No outside expert commentary was included in the study.
That said: The authors argued that TKIs targeting the VEGF signalling pathway may increase thrombosis risk by disrupting normal endothelial antiplatelet effects, which are typically mediated by nitric oxide and prostacyclin.
- Even TKIs targeting other pathways could throw off the balance between prothrombotic and antithrombotic factors through disruption of regular cell function and cytokine production.
Their position: Patients starting TKIs, particularly those with pre-existing vascular and ocular risk factors, should be counseled on the warning signs of RVO and know how to access ophthalmology quickly.
Anything else?
Three patients continued their TKIs after the RVO event (with a mean 2.0 ± 1.4 years of additional follow-up) and did not develop RVO in the other eye or see worsening in the affected eye.
Why some patients on TKIs develop the complication while others don’t, even on the same drug at similar doses, remains an open question.

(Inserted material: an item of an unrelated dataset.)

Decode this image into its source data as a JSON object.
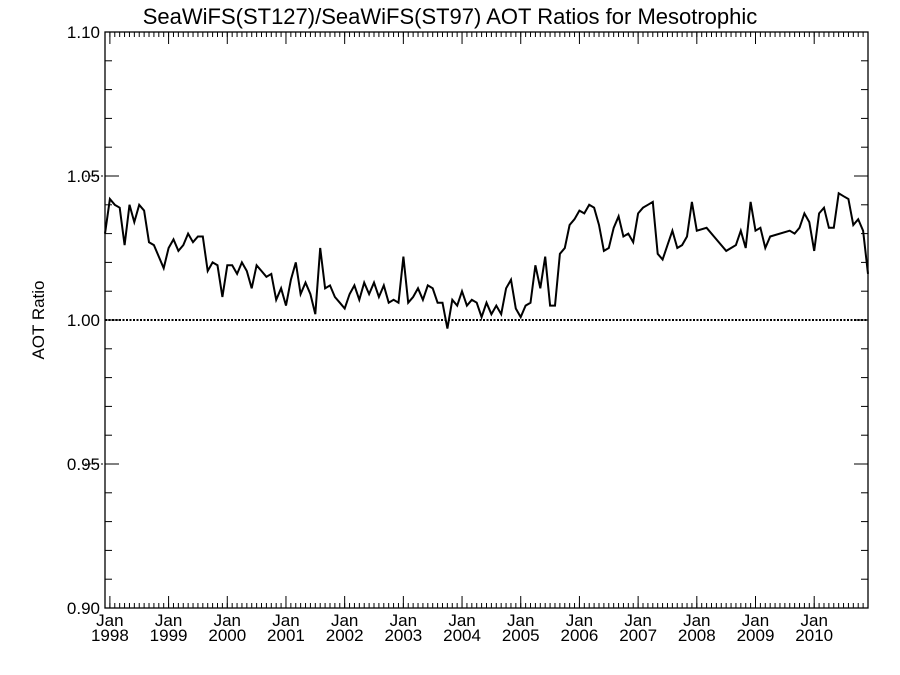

In practice: The authors flagged that a baseline ophthalmic evaluation may be particularly worthwhile for older patients with multiple vascular or ocular risk factors who are starting VEGF-pathway TKI therapy.
For patients already on these drugs, the emphasis should be on prompt reporting of any sudden vision changes.
Take home.
RVO during TKI therapy appears to be rare but carries real consequences for vision.
For clinicians coordinating cancer care: Patients on TKIs with vascular risk factors should know to report sudden vision changes immediately.
As such: Early detection and timely referral to a retina specialist can make the difference between preserved and permanently lost vision. A baseline eye exam before starting TKI therapy is worth considering for high-risk patients.